On 29 October 2014 12:13, Myles Braithwaite <me@mylesbraithwaite.com> wrote:
Dave Cramer wrote:
> Is there anything out there that is written simply ? By this I mean I
> don't want to have to install a framework or a jvm or any large
> dependencies. Ideally this would be written in bash or the like.

You could use the sqlite.
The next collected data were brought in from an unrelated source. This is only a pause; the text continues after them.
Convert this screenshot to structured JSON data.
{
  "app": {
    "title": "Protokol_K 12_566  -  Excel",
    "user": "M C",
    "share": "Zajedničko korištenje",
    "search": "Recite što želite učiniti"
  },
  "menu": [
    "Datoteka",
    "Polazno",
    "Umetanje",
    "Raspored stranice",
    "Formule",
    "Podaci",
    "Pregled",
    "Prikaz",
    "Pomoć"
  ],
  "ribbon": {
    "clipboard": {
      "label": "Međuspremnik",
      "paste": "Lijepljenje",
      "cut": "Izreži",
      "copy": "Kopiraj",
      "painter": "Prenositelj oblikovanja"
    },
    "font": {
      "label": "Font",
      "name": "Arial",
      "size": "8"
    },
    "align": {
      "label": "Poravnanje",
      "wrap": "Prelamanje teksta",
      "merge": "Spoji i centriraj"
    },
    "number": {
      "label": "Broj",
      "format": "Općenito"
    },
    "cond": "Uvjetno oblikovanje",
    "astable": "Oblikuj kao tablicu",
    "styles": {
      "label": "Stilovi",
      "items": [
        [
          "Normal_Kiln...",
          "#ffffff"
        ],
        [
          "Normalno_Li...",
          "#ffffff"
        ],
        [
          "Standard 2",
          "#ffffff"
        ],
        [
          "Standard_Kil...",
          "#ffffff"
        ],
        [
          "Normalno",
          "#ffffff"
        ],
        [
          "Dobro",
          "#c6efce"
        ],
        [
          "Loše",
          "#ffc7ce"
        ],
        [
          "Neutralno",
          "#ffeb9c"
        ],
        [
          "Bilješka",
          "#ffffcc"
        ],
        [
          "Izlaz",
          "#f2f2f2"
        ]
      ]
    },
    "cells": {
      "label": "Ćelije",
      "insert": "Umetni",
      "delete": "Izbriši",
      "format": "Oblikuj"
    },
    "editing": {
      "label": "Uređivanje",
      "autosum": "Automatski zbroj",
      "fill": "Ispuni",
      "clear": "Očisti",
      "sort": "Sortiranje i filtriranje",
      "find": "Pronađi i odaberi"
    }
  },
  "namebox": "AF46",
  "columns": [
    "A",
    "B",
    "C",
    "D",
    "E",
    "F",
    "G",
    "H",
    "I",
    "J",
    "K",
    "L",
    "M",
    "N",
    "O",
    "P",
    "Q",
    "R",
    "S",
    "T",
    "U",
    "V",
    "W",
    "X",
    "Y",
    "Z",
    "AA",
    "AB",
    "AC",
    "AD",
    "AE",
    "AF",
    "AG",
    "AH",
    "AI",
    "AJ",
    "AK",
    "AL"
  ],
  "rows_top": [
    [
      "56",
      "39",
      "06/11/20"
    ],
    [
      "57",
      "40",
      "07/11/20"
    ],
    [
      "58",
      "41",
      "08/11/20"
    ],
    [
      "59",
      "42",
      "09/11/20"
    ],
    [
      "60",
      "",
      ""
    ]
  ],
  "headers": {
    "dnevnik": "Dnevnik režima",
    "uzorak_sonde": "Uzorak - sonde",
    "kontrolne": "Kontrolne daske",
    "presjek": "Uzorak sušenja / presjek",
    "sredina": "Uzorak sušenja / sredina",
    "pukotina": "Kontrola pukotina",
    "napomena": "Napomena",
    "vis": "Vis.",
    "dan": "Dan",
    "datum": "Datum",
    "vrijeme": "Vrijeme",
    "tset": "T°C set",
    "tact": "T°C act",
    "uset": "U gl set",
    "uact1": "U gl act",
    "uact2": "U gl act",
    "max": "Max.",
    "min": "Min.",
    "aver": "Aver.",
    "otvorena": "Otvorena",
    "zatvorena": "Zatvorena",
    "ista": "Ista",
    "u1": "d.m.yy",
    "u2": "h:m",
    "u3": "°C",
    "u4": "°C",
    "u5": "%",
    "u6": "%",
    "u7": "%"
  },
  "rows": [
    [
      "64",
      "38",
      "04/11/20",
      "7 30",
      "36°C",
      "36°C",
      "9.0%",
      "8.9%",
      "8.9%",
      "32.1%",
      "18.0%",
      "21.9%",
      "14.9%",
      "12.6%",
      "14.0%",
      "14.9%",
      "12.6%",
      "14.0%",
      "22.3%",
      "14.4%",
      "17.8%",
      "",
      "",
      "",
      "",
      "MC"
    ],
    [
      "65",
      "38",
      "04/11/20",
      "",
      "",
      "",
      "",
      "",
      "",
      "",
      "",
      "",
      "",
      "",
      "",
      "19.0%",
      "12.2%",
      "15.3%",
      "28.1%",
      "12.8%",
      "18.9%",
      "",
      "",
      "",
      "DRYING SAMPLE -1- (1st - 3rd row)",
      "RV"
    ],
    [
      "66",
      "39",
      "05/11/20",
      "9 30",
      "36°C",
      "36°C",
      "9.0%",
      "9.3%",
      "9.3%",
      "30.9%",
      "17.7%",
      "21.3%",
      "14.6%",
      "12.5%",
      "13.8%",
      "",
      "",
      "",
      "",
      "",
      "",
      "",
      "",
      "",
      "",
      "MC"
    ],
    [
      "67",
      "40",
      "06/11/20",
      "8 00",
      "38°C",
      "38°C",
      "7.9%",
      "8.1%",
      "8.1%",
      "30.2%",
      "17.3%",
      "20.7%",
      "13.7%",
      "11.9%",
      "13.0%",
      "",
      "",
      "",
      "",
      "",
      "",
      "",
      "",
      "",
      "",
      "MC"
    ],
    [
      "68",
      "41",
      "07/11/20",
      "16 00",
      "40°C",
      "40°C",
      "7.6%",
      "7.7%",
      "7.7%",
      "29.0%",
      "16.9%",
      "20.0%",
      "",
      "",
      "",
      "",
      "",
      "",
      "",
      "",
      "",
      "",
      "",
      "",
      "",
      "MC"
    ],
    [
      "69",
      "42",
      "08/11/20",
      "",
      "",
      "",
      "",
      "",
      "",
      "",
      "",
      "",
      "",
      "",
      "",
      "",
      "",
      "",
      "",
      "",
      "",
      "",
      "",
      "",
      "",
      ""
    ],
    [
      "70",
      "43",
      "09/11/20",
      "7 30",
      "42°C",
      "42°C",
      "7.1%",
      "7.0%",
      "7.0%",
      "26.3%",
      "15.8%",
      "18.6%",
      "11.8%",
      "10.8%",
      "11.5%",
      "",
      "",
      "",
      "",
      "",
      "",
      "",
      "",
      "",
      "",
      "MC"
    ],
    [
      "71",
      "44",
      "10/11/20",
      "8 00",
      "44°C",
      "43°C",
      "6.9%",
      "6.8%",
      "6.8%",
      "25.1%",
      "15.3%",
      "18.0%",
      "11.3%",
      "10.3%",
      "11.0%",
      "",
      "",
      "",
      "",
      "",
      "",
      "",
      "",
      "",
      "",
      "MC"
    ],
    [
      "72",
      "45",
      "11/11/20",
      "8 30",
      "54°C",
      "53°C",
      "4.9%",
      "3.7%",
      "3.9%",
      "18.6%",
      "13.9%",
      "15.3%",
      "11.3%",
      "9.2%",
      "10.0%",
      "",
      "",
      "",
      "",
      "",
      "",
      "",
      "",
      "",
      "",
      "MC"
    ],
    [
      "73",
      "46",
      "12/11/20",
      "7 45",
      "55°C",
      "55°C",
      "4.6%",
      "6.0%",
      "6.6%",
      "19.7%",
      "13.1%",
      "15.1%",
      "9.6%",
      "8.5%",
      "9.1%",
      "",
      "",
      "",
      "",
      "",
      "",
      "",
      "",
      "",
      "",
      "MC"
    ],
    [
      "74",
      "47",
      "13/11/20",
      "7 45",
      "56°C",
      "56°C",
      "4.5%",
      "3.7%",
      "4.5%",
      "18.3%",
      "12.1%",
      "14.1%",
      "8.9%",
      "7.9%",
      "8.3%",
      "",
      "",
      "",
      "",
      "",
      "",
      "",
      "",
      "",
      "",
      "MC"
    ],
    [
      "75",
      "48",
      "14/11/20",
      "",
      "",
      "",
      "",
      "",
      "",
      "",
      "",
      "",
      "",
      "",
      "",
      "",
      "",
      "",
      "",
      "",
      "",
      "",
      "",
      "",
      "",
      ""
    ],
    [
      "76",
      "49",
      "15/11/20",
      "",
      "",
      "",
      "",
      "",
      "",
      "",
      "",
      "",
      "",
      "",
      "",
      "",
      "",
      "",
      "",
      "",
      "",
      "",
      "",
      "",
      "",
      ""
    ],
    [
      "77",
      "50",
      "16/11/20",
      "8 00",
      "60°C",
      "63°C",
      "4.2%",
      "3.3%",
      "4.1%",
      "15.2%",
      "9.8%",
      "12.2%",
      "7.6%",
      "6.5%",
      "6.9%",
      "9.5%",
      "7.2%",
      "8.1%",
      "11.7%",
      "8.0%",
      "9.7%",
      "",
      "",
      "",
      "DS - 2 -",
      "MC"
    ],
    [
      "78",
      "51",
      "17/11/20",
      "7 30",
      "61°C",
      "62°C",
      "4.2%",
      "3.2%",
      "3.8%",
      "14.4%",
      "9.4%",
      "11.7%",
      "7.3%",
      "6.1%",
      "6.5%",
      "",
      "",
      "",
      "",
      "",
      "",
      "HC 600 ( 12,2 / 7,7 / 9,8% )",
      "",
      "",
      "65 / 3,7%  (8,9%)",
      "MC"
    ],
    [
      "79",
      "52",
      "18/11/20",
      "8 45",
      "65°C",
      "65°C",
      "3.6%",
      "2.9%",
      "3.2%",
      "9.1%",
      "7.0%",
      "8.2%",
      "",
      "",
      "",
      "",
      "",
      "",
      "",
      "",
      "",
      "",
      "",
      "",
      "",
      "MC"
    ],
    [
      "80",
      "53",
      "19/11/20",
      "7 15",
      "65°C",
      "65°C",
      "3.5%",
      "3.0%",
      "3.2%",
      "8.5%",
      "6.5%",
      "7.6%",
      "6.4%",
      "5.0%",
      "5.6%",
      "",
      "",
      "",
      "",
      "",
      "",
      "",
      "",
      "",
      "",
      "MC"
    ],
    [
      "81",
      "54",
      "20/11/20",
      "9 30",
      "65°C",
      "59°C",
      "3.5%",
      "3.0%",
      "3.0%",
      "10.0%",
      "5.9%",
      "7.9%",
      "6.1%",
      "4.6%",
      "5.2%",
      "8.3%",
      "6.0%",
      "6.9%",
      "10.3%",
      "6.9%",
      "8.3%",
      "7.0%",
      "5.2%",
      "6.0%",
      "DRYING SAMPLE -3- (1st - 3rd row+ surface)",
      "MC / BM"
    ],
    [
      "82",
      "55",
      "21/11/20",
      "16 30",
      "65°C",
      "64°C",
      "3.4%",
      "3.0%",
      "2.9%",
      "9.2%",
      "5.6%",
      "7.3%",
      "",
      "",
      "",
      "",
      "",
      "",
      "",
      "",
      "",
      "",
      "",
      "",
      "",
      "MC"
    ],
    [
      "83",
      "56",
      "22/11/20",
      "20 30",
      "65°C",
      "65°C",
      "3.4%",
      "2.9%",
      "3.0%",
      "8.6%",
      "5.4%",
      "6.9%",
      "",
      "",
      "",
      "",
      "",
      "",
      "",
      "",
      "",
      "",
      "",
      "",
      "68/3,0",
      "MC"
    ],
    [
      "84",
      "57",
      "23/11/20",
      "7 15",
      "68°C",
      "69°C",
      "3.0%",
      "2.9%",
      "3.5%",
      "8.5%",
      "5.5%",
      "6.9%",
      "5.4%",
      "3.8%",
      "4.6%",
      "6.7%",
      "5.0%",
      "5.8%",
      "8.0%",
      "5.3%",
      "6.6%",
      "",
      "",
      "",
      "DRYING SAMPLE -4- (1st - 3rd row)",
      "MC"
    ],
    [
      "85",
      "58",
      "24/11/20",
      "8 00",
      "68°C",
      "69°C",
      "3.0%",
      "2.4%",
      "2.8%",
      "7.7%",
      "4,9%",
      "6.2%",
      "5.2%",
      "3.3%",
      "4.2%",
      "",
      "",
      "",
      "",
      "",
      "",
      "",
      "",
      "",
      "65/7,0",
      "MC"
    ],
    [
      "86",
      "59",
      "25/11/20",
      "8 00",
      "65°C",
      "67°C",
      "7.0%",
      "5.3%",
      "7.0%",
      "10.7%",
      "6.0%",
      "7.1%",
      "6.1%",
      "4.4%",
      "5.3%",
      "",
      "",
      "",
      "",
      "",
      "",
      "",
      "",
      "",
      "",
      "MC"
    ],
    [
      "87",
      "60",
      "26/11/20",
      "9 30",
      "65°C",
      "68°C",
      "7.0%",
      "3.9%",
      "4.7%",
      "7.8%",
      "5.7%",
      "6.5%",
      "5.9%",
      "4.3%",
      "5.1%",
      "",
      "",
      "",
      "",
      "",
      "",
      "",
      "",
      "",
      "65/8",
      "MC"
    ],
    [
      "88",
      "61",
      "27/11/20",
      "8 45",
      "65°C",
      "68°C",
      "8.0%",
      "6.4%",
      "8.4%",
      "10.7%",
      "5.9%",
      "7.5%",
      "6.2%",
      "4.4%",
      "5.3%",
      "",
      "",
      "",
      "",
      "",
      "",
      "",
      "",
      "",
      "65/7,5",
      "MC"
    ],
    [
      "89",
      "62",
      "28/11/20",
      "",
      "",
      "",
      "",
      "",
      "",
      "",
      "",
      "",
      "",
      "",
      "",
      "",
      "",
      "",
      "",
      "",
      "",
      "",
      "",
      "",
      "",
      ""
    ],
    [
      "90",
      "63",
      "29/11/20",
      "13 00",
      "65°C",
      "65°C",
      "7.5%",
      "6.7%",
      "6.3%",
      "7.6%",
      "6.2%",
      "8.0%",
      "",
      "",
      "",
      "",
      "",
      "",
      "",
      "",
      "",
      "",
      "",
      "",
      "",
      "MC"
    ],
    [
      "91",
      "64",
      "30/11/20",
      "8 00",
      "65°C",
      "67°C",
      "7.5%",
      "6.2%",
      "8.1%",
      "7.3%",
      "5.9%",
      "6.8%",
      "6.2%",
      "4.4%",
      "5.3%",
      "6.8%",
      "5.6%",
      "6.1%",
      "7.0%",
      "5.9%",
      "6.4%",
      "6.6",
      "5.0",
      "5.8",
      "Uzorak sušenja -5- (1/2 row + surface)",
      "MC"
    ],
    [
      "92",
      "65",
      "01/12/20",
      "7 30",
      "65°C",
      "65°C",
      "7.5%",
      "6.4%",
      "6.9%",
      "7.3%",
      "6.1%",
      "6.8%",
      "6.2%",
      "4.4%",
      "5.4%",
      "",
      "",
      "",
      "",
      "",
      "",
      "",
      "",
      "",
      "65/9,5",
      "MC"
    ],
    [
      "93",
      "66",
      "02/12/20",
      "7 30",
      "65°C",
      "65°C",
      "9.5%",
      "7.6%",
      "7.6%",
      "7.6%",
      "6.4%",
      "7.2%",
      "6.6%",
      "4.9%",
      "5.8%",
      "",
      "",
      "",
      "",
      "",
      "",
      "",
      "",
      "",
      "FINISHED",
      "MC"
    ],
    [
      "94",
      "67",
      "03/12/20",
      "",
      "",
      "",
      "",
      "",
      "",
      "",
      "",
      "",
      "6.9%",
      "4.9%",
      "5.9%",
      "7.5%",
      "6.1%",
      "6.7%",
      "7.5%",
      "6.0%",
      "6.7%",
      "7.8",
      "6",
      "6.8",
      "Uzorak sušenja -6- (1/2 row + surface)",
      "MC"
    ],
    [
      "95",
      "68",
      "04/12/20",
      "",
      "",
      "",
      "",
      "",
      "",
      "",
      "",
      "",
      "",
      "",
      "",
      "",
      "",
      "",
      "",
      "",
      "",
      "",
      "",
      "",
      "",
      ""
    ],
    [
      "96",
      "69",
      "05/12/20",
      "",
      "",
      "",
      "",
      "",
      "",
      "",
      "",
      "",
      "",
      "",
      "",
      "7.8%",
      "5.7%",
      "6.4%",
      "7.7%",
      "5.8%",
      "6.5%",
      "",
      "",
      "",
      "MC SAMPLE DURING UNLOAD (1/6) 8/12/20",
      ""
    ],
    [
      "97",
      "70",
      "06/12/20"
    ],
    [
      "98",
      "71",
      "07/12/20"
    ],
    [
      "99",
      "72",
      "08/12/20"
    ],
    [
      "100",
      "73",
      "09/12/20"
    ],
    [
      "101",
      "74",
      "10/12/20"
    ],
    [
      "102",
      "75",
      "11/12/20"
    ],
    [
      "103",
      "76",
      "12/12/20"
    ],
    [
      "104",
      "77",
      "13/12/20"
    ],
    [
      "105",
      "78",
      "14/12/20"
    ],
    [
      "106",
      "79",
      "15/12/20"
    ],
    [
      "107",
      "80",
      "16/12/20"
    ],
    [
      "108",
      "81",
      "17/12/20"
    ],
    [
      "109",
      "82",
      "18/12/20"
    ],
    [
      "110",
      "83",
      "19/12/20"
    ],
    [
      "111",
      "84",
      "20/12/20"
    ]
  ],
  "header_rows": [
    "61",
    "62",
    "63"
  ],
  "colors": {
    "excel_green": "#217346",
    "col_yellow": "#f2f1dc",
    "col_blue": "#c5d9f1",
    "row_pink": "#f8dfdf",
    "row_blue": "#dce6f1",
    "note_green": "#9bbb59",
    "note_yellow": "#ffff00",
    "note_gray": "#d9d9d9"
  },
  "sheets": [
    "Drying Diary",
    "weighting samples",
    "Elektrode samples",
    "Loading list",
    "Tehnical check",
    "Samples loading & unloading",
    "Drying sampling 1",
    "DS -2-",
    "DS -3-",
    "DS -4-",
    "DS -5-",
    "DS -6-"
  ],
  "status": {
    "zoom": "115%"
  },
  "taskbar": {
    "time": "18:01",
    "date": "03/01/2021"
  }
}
Running something like:

#!/bin/sh
sqlite3 log.db 'INSERT INFO log (message) VALUES ($MESSAGE);'

in a table setup like this:

CREATE TABLE log (
        id INTEGER PRIMARY KEY,
        timestamp DATETIME DEFAULT CURRENT_TIMESTAMP,
        message TEXT
);

I'm finding I really like using command line tooling to write to syslog...

The command "logger" <http://linux.die.net/man/1/logger> writes entries to syslog

I populate shell scripts with wee "glog" functions to wrap this...

glog () {
    local level=$1
    local notice=$2
    logger -i -p "${level}" -t "name-of-my-script.sh" "${notice}"
    echo "${level} ${notice}"
}

I then inject
   glog user.notice "Ooh, I did something!"
and
   glog user.error "oops, something went wrong - rc=$?"
and such.

If I *really* wanted to, I could configure syslog to write some messages to a SQL database.
<http://www.rsyslog.com/doc/rsyslog_pgsql.html>

I did that for a while; found it to be more a pain than a help.  (IPv6 issues blew up the
logs on me, and I couldn't query the DB as fast as disk space ballooned away...)

I'm finding that I [Heart] logger as a way of getting scripty apps to log activity.

The OTHER thing I'd like is to have something materially better than cron,
unfortunately, that's a surprisingly expensive problem.  Improving on cron looks,
historically, like it leads to the sort of all-encompassing framework expansion that
is where (eek!) we're seeing controversies about SystemD.
--
When confronted by a difficult problem, solve it by reducing it to the
question, "How would the Lone Ranger handle this?"